Le Parti radical italien a annoncé, vendredi, 15 septembre, avoir déposé une plainte au parquet de Rome après des informations de presse évoquant des accords avec des responsables libyens (gouvernement al-Sarraj, ndlr), y compris des chefs de milice, pour stopper les migrants.

Plusieurs médias italiens et étrangers citant des sources libyennes, ont évoqué, ces derniers jours, des soupçons d'accords entre l'Italie et des chefs de milice impliqués dans le trafic de migrants, à l'origine de la forte baisse des départs enregistrée cet été.

Le nom de Ahmad Dabbashi, dit Al-Ammou (l'Oncle), revient souvent : il contrôle la moitié de Sabratha sur la côte libyenne et a, longtemps, été l'un des barons locaux du trafic. Il s'est, depuis quelques semaines, reconverti dans la lutte contre l'immigration clandestine, selon ces sources.

Le ministre de l'Intérieur, Marco Minniti, qui multiplie les réunions avec des responsables locaux libyens, a démenti tout contact direct ou indirect avec des milices, tout en rappelant l'engagement de l'Italie à investir pour développer de nouveaux modèles économiques aux frontières libyennes. Mais de quels modèles économiques aux frontières libyennes peut-il s'agir ? En réalité, c'est des histoires à dormir debout.
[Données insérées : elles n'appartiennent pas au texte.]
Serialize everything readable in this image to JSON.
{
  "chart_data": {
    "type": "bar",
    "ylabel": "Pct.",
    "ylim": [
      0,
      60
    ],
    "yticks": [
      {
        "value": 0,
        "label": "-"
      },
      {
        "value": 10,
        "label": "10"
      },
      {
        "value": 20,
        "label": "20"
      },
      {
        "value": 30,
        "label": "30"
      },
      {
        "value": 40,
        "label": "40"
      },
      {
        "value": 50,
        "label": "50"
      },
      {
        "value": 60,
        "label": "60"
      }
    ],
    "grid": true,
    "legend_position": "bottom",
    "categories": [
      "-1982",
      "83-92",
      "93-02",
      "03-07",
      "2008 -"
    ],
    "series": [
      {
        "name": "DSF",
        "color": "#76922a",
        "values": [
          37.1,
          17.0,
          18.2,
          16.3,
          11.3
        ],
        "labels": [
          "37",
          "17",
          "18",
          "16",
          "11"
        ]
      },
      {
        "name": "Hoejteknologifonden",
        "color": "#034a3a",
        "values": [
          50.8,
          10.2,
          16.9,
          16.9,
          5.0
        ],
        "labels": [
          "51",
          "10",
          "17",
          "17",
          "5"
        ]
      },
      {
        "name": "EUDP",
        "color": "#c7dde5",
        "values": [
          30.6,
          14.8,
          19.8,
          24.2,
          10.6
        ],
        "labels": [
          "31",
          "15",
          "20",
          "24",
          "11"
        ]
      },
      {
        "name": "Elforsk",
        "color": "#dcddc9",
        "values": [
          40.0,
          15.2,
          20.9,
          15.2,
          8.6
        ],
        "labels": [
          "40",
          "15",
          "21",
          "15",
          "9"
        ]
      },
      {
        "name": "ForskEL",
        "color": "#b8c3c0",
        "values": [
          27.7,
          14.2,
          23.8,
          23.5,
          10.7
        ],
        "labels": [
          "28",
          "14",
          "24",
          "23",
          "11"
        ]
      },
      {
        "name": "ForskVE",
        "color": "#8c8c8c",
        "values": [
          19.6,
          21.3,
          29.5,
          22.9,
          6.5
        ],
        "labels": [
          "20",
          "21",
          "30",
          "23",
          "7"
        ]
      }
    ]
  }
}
Pour les radicaux, les accords avec des responsables libyens doivent relever du Parlement et risquent de violer le droit international en renvoyant les migrants vers un pays dangereux pour eux. D'où la question légitime : Al-Sarraj a-t-il pactisé avec le diable ? En effet, le pouvoir italien ne cachait pas, ces derniers temps, sa décision de ne plus recevoir les migrants, les autres pays européens ayant du mal à partager le fardeau avec l'Italie.

En outre, "le fait de confier, plus ou moins, secrètement, le contrôle des migrations à des organisations criminelles, connues pour leurs comportements illicites, impliquerait une acceptation et un partage de tels comportements, au point de constituer une association de malfaiteurs à fins de commettre d'innombrables délits", dénonce la plainte.

"Avec cette plainte, nous demandons à l'autorité judiciaire de déterminer si en Libye (…), l'Italie a payé pour que les flux de migrants s'arrêtent, au prix de violations très graves des droits de l'homme, du droit international et du droit italien", a déclaré Riccardo Magi, secrétaire des Radicaux. Même s'il n'est pas, spécialement, visé dans la plainte, le premier ministre libyen, Al-Sarrraj, est, fortement, interpellé.

Le flux de migrants entre la Libye et l'Italie a enregistré une chute spectaculaire, cet été, avec 6.500 arrivées depuis la mi-juillet, soit, à peine, 15% de la moyenne enregistrée sur cette période entre 2014 et 2016.

La route n'est, cependant, pas fermée : le navire humanitaire Aquarius faisait route, vendredi, vers la Sicile avec, à bord, 371 personnes secourues, jeudi, tandis que l'ONG allemande Sea-Eye a annoncé avoir secouru, vendredi, 23 personnes, qui dérivaient depuis deux jours.